Praveen Agarwal: The benefits to the lender from the adoption of big data, AI and machine learning technologies by banks primarily stem from what they allow them to do as a lender. Firstly, because they can analyse more complex credit situations, they are set free from the shackles of their rigid credit product suite. They should therefore be able to gain market share by having a differentiated product offering. Secondly, enhanced analysis and better use of external data should lead to better credit outcomes from a more objective, data-driven credit assessment process. Thirdly, they should see greater efficiency from a streamlined, automated process where computers do what they do well (process large amounts of data) and humans do what they do well (provide judgement and expertise).
Our platform allows traditional financial institutions to significantly improve and accelerate their credit decisioning and monitoring capabilities. Rather than purely relying on backward-looking historical data sourced from the borrower, and scenario analysis based on standard haircuts not necessarily linked to industry drivers (Level 1 and 2 analysis), OakNorth pulls in a wide range of relevant internal and third-party data sets that enhances credit analysis and creates a forward-looking view on the borrower’s business growth through benchmarking and scenario analysis (Level 3 and 4 analysis).

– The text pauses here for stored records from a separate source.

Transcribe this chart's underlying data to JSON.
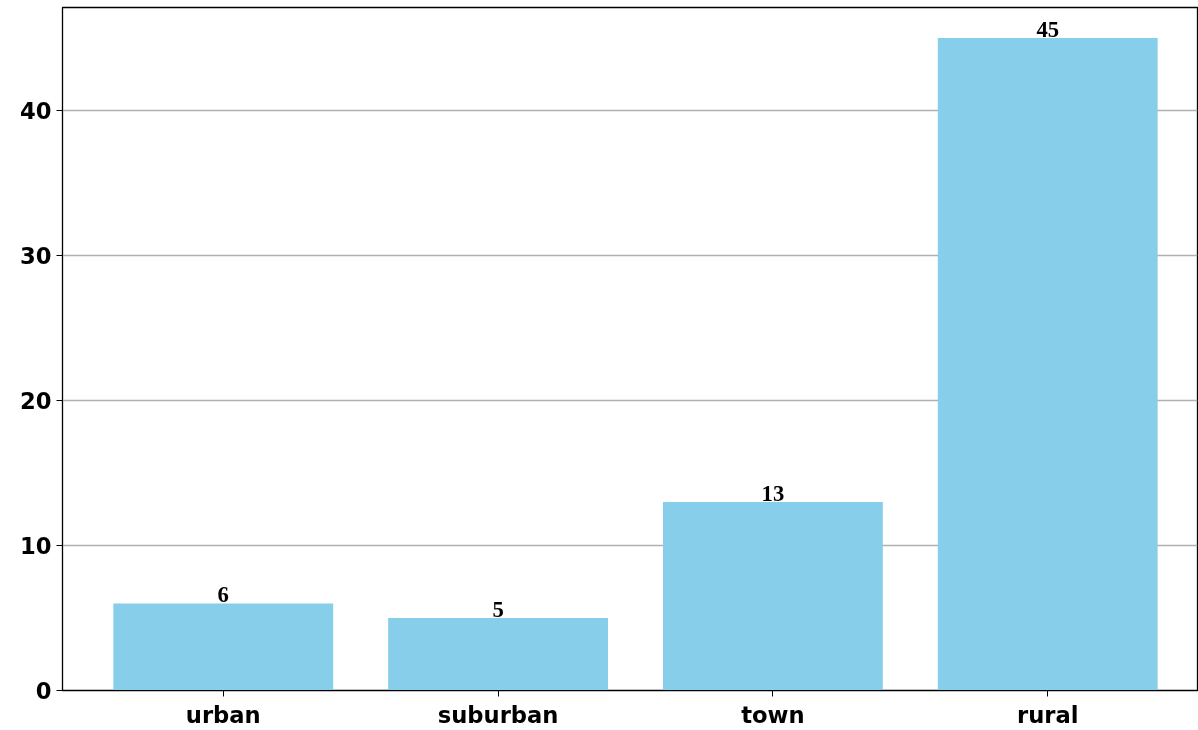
{
  "chart_data": {
    "type": "bar",
    "categories": [
      "urban",
      "suburban",
      "town",
      "rural"
    ],
    "values": [
      6,
      5,
      13,
      45
    ],
    "color": "#87ceeb",
    "ylim": [
      0,
      47.1
    ],
    "yticks": [
      0,
      10,
      20,
      30,
      40
    ],
    "grid": "y",
    "data_labels": true
  }
}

The outcomes for the banks are:
• Improved efficiency – origination team who can transact up to 8X more deals per year
• Faster growth – targeting a wider portion of the market and completing deals in less time
• Premium pricing – higher pricing and better risk-reward
• Better credit experience for the borrower – faster transaction completion (weeks vs months) and highly customised loan facilities
• Attractive economics – structural reduction in cost income ratio
And the outcomes for the businesses is getting debt finance products quickly that are structured to their individual needs and will enable them to achieve their growth ambitions. This enables them to avoid the opportunity cost of having to wait months to get an answer, and to therefore get back to running their business.
CIO Axis: What is the future of financial innovation? What is your business model and what is your growth plan?
Praveen Agarwal: Collaboration – between fintechs, between fintechs and large financial institutions, between large financial institutions and big tech, and possibly even between fintechs and big tech one day if the fintechs can reach a scale that makes them interesting enough for big tech to collaborate with.”